Since moving to New York, we have lived in three different spaces. William has lived in four. We're moving again, tomorrow. To another sublet.

We didn't get the 'basement bungalow' on Marble Hill. I really thought we'd get that one.

I really wanted that one.

But you can't exactly compete with a 'close family friend' who suddenly needed the place, instead. Believe me, I've tried to come up with a way.

Did I mention I really wanted that one?

It had Spanish Tile.






6 comments:

Kristen said...

Seriously girl. The memories you bring up!!

Yes, I distinctly remember the lady at Costco that hated everything to do with her life. And the people at the airport? Hated their life too. And hated you for being in their life. And NO, do not even try small talk or you get a dirty look.

Wow, hauling laundry for a family 2 blocks? You deserve a huge award. I had a w/d when I lived there... if I hadn't, I might have died. Still in dirty clothes.

And I remember how I loved the feeling of the subway rushing by because then I got a burst of cooler air down in the stuffy subway?

All the small deli's make the BEST sandwiches in the world. Nothing compares, and you will never want to eat Subway again.

And the DIVERSITY of the people. From all over the world in one city.

Still not sure how you are doing all this, moving and all, without a car. I'm halfway convinced you are superwoman...

Charms said...

Stepper the MIGHTY,

You sure have earned your title, haven't you? Sheesh.. just reading about your life makes me tired.

You ought to go to Serendipity and get some of that frozen hot cocoa that everyone talks about but I think, is really a milkshake in disguise.

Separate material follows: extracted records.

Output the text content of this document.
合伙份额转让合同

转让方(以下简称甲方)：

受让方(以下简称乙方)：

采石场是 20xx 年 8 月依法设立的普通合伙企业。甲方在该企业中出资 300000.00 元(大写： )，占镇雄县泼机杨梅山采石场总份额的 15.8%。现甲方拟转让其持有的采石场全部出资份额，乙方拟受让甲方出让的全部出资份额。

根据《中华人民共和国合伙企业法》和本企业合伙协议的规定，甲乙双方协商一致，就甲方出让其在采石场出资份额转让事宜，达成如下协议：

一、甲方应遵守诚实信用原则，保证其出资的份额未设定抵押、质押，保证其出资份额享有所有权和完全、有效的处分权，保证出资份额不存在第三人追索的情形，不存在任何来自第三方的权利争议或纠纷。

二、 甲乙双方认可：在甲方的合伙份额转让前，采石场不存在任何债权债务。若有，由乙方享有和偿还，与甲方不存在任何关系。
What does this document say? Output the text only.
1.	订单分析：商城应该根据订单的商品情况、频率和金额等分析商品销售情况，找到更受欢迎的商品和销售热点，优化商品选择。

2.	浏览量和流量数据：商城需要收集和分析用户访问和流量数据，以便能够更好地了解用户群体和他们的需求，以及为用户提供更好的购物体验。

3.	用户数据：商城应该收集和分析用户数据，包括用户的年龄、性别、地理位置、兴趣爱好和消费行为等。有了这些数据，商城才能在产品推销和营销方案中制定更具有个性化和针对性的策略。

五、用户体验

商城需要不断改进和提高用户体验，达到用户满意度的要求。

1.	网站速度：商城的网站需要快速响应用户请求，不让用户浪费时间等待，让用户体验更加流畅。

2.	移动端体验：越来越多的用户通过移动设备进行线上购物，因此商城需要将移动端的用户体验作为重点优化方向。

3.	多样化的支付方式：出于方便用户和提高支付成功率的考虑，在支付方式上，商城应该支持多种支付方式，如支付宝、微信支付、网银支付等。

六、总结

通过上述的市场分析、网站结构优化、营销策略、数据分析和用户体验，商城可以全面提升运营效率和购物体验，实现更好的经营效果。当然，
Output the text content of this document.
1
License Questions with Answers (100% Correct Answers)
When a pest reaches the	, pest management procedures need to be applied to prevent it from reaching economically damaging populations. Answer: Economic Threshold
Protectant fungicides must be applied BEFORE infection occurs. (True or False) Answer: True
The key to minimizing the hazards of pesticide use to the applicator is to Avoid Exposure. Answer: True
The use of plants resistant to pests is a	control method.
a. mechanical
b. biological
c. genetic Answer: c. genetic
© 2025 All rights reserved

There are lots of things about a city that are harder with kids. But you sure are handling it well and giving them, and yourself, the adventure of a lifetime!

So freakin' awesome.

Lizzie said...

Can't wait to kill the roaches for you when I get there... I'm a pro now.

Dene Low said...

Stepper--I really feel for you. Been there, hauling 3 and then 4 small children all over Texas, Kentucky, and Europe. You are amazing and doing so well with the circumstances. There is a reason why we do these things while we're young.

Danyelle said...

I don't think I will ever have to visit New York- or want to. That is just an adventure like no other. Hang in there. :)

craftyashley said...

I cannot even begin to imagine! Just know that you'll come out the other end of this stronger than you started. Which is oftentimes little comfort, but still. I do love hearing of your adventures, at least. I am counting my blessings as I throw another load of laundry on.